Using the map $G\left( {u,v} \right) = \left( {{u^2},u + v} \right)$, we evaluate the Jacobian of $G$:
${\rm{Jac}}\left( G \right) = \left| {\begin{array}{*{20}{c}}
{\frac{{\partial x}}{{\partial u}}}&{\frac{{\partial x}}{{\partial v}}}\\
{\frac{{\partial y}}{{\partial u}}}&{\frac{{\partial y}}{{\partial v}}}
\end{array}} \right| = \left| {\begin{array}{*{20}{c}}
{2u}&0\\
1&1
\end{array}} \right| = 2u$
Write $f\left( {x\left( {u,v} \right),y\left( {u,v} \right)} \right) = y\left( {u,v} \right) = u + v$.

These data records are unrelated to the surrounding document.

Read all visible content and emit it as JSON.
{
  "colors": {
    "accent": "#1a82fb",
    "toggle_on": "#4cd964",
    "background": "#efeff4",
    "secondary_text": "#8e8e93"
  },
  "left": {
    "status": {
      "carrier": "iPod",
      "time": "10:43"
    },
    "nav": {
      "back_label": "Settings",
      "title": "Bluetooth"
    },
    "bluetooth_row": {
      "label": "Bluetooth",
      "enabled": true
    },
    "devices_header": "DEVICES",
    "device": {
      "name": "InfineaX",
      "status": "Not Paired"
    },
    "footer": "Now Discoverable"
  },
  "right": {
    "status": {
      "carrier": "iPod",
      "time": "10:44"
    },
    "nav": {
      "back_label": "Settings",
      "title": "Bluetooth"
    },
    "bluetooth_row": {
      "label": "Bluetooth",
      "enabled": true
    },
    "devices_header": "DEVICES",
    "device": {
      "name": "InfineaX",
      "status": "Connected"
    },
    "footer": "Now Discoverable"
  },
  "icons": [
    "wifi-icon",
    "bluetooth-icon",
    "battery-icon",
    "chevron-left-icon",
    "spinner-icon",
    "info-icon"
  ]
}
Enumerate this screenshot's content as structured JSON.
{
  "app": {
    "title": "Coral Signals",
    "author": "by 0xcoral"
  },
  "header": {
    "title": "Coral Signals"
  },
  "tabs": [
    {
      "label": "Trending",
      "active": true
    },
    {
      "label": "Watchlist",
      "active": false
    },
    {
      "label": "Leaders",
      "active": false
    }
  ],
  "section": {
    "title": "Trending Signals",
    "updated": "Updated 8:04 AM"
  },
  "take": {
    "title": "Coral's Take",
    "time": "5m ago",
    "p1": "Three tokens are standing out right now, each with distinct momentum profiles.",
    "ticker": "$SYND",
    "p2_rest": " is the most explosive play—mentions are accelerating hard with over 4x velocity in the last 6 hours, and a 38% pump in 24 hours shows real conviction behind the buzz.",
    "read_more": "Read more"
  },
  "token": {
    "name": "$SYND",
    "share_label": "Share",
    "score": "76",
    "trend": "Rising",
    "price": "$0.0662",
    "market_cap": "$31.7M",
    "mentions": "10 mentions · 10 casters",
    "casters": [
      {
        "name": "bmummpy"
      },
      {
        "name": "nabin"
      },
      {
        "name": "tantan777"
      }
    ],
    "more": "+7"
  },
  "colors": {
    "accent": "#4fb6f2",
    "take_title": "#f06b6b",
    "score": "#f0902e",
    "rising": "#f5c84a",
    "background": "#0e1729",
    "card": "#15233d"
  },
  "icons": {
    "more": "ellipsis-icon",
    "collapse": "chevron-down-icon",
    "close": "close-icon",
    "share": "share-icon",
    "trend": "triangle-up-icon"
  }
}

Using the General Change of Variables Formula, we evaluate:
$\mathop \smallint \limits_{}^{} \mathop \smallint \limits_{\cal D}^{} f\left( {x,y} \right){\rm{d}}x{\rm{d}}y = \mathop \smallint \limits_{}^{} \mathop \smallint \limits_{\cal R}^{} f\left( {x\left( {u,v} \right),y\left( {u,v} \right)} \right)\left| {Jac\left( G \right)} \right|{\rm{d}}u{\rm{d}}v$
$\mathop \smallint \limits_{}^{} \mathop \smallint \limits_{\cal D}^{} y{\rm{d}}x{\rm{d}}y = 2\mathop \smallint \limits_{v = 0}^6 \mathop \smallint \limits_{u = 1}^2 u\left( {u + v} \right){\rm{d}}u{\rm{d}}v$
$ = 2\mathop \smallint \limits_{v = 0}^6 \mathop \smallint \limits_{u = 1}^2 \left( {{u^2} + uv} \right){\rm{d}}u{\rm{d}}v$
$ = 2\mathop \smallint \limits_{v = 0}^6 \left( {\left( {\frac{1}{3}{u^3} + \frac{1}{2}{u^2}v} \right)|_1^2} \right){\rm{d}}v$
$ = 2\mathop \smallint \limits_{v = 0}^6 \left( {\frac{8}{3} + 2v - \frac{1}{3} - \frac{v}{2}} \right){\rm{d}}v$
$ = 2\mathop \smallint \limits_{v = 0}^6 \left( {\frac{7}{3} + \frac{3}{2}v} \right){\rm{d}}v$
$ = 2\left( {\left( {\frac{7}{3}v + \frac{3}{4}{v^2}} \right)|_0^6} \right)$
$ = 2\left( {\frac{{42}}{3} + 27} \right) = 82$
So, $\mathop \smallint \limits_{}^{} \mathop \smallint \limits_{\cal D}^{} y{\rm{d}}x{\rm{d}}y = 82$.